Help needed on Question D: Webpage Title - "Stuck on Question D? Get Help Here!

[juanma101285]

Hi, I have the following problem, but I am stuck on question D. I would really appreciate if someone could give me a hand! I think I have to use Bayes' theorem, but I don't know how :/. Thanks!

Homework Statement

"A page of typescript contains 40 lines, with 80 characters per line. Each character has probability p=0.001 (independently of the others) of being erroneous.

A) What is the probability that a particular line contains no errors (i.e., no erroneous characters)?
B) What is the probability that a particular line contains more than one error?
C) What is the probability that the page contains exactly two errors?
D) Given that the page contains exactly two errors, what is the probability that they occur on separate lines?"

Homework Equations

Bayes Theorem (I think)

The Attempt at a Solution

A)
p(x=0)=80C0*(0.001^0)*(0.999^80)=0.9231

B)
p(x=1)=80C1*(0.001^1)*(0.999^79)=0.0739
So,
p(x>1)=1-p(x=0)-p(x=1)=0.003

C)
p(x=2)=3200C2*(0.001^2)*(0.999^3198)=0.2087

D)
I do not know how to work out p(errors are on separate lines|page contains 2 errors). If Bayes' theorem is not needed, it would then be with the formula:

p(errors on separate lines|page has 2 errors)=p(errors on separate lines AND page has 2 errors)/p(page has 2 errors)... but how do I get the numerator for this division? :/

 

[Ray Vickson]

Hi, I have the following problem, but I am stuck on question D. I would really appreciate if someone could give me a hand! I think I have to use Bayes' theorem, but I don't know how :/. Thanks!

Homework Statement

"A page of typescript contains 40 lines, with 80 characters per line. Each character has probability p=0.001 (independently of the others) of being erroneous.

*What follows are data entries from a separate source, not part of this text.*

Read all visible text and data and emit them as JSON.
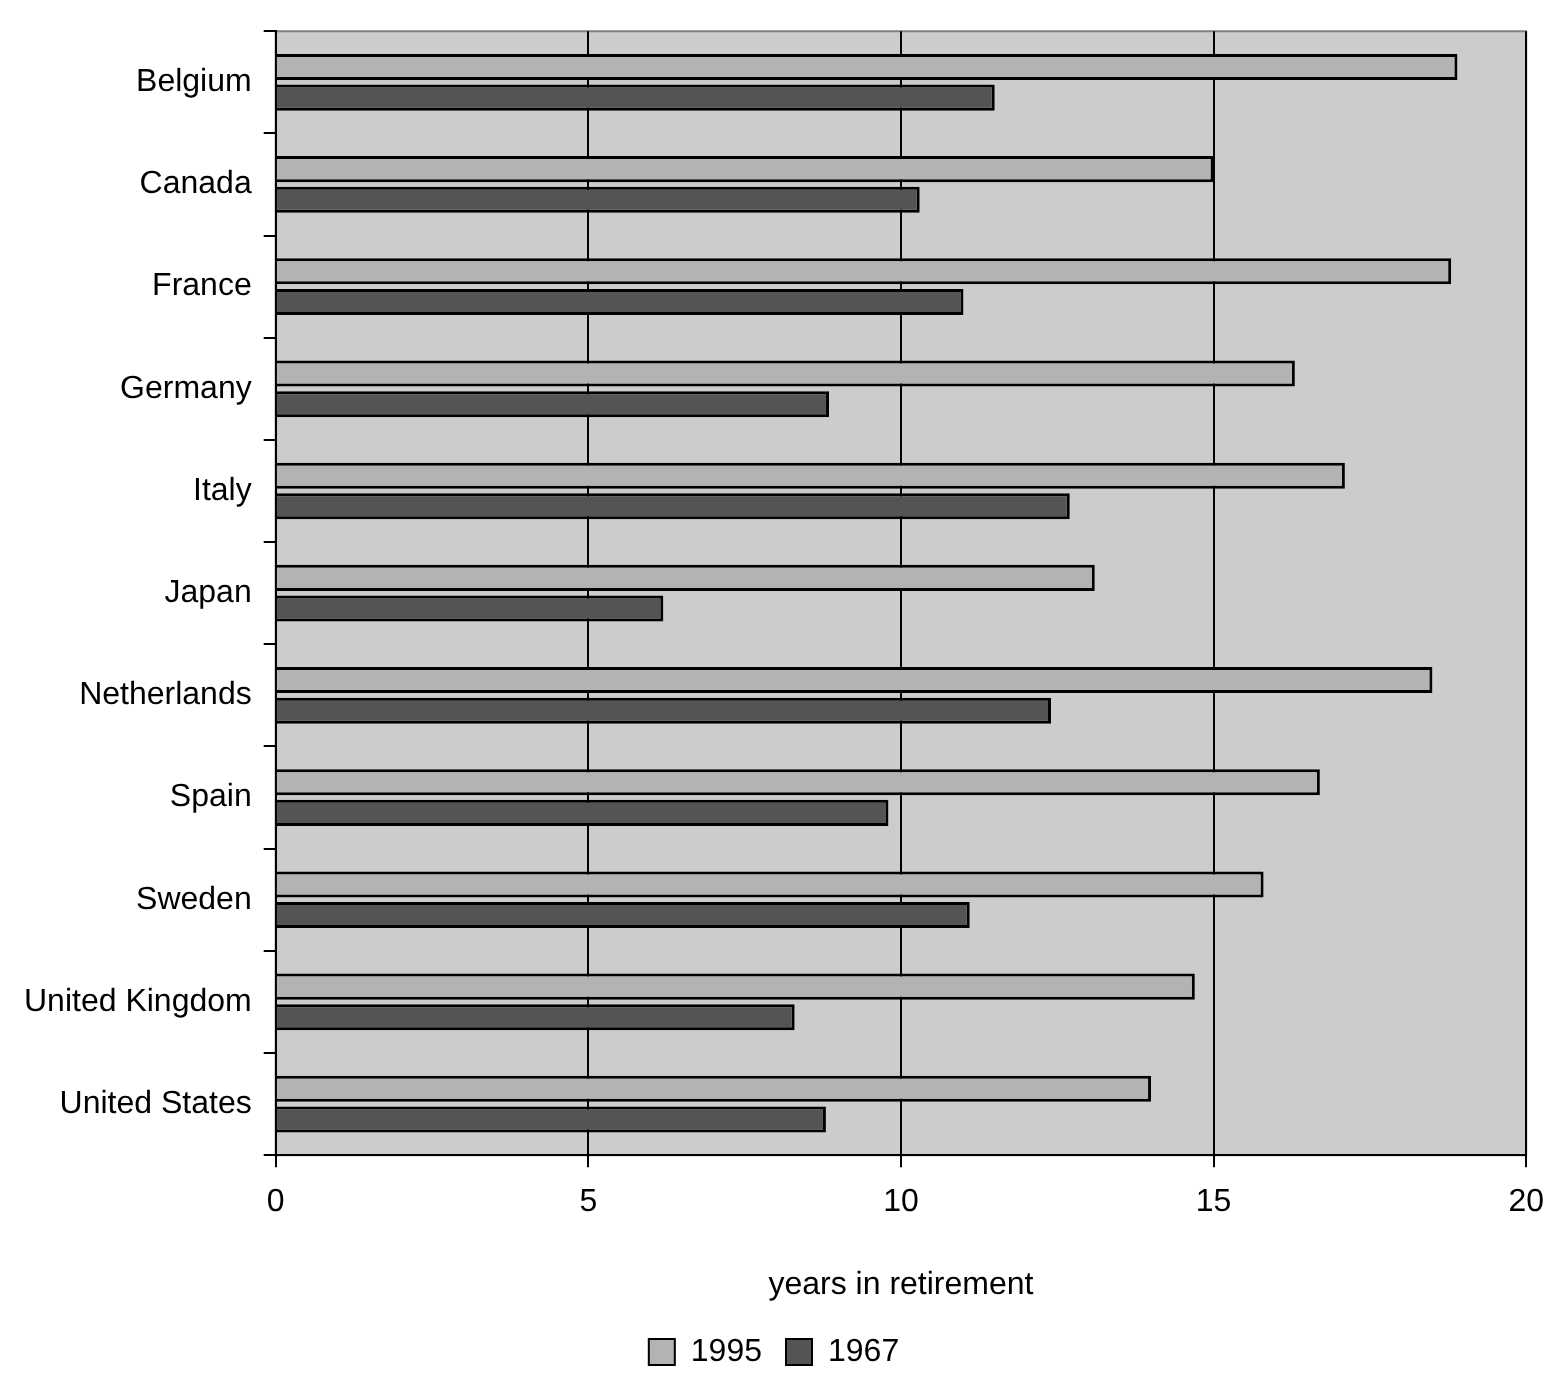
{
  "chart_data": {
    "type": "bar",
    "orientation": "horizontal",
    "xlabel": "years in retirement",
    "categories": [
      "Belgium",
      "Canada",
      "France",
      "Germany",
      "Italy",
      "Japan",
      "Netherlands",
      "Spain",
      "Sweden",
      "United Kingdom",
      "United States"
    ],
    "series": [
      {
        "name": "1995",
        "color": "#b3b3b3",
        "values": [
          18.9,
          15.0,
          18.8,
          16.3,
          17.1,
          13.1,
          18.5,
          16.7,
          15.8,
          14.7,
          14.0
        ]
      },
      {
        "name": "1967",
        "color": "#545454",
        "values": [
          11.5,
          10.3,
          11.0,
          8.85,
          12.7,
          6.2,
          12.4,
          9.8,
          11.1,
          8.3,
          8.8
        ]
      }
    ],
    "xlim": [
      0,
      20
    ],
    "xticks": [
      0,
      5,
      10,
      15,
      20
    ],
    "grid": "x",
    "legend": "bottom"
  }
}
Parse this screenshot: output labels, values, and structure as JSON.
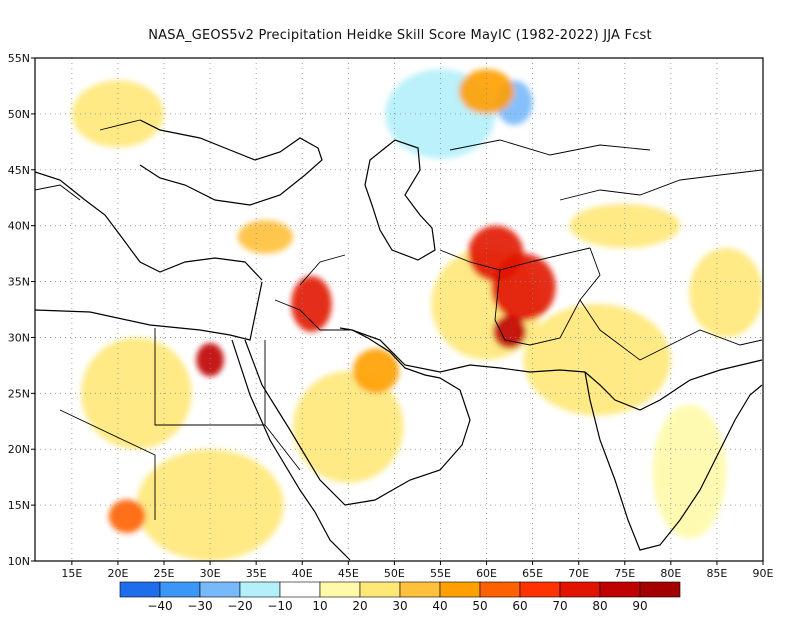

A) What is the probability that a particular line contains no errors (i.e., no erroneous characters)?
B) What is the probability that a particular line contains more than one error?
C) What is the probability that the page contains exactly two errors?
D) Given that the page contains exactly two errors, what is the probability that they occur on separate lines?"

Homework Equations

Bayes Theorem (I think)

The Attempt at a Solution

A)
p(x=0)=80C0*(0.001^0)*(0.999^80)=0.9231

B)
p(x=1)=80C1*(0.001^1)*(0.999^79)=0.0739
So,
p(x>1)=1-p(x=0)-p(x=1)=0.003

C)
p(x=2)=3200C2*(0.001^2)*(0.999^3198)=0.2087

D)
I do not know how to work out p(errors are on separate lines|page contains 2 errors). If Bayes' theorem is not needed, it would then be with the formula:

p(errors on separate lines|page has 2 errors)=p(errors on separate lines AND page has 2 errors)/p(page has 2 errors)... but how do I get the numerator for this division? :/

When you are GIVEN that the page has two errors, the probabilities 0.001 and 0.999 are now irrelevant (do you see why?). You now just have two things that are to be distributed randomly among 40 lines.

RGV

 

[D H]

p(errors on separate lines|page has 2 errors)=p(errors on separate lines AND page has 2 errors)/p(page has 2 errors)... but how do I get the numerator for this division? :/

Sometimes it helps to look at the "opposite" problem. In this case, there are two ways that two errors on a page can be distributed over the lines that comprise that page: (1) The two errors can be on two separate lines, or (2) both errors can be on the same line. These are mutually exclusive and collectively exhaustive events. So, given that there are two errors on the page, can you calculate the probability they are on the same line? Here the numerator in the conditional probability expression is the probability that one line contains two errors and that the remaining 39 lines are error-free. Note that there are 40 ways this can happen.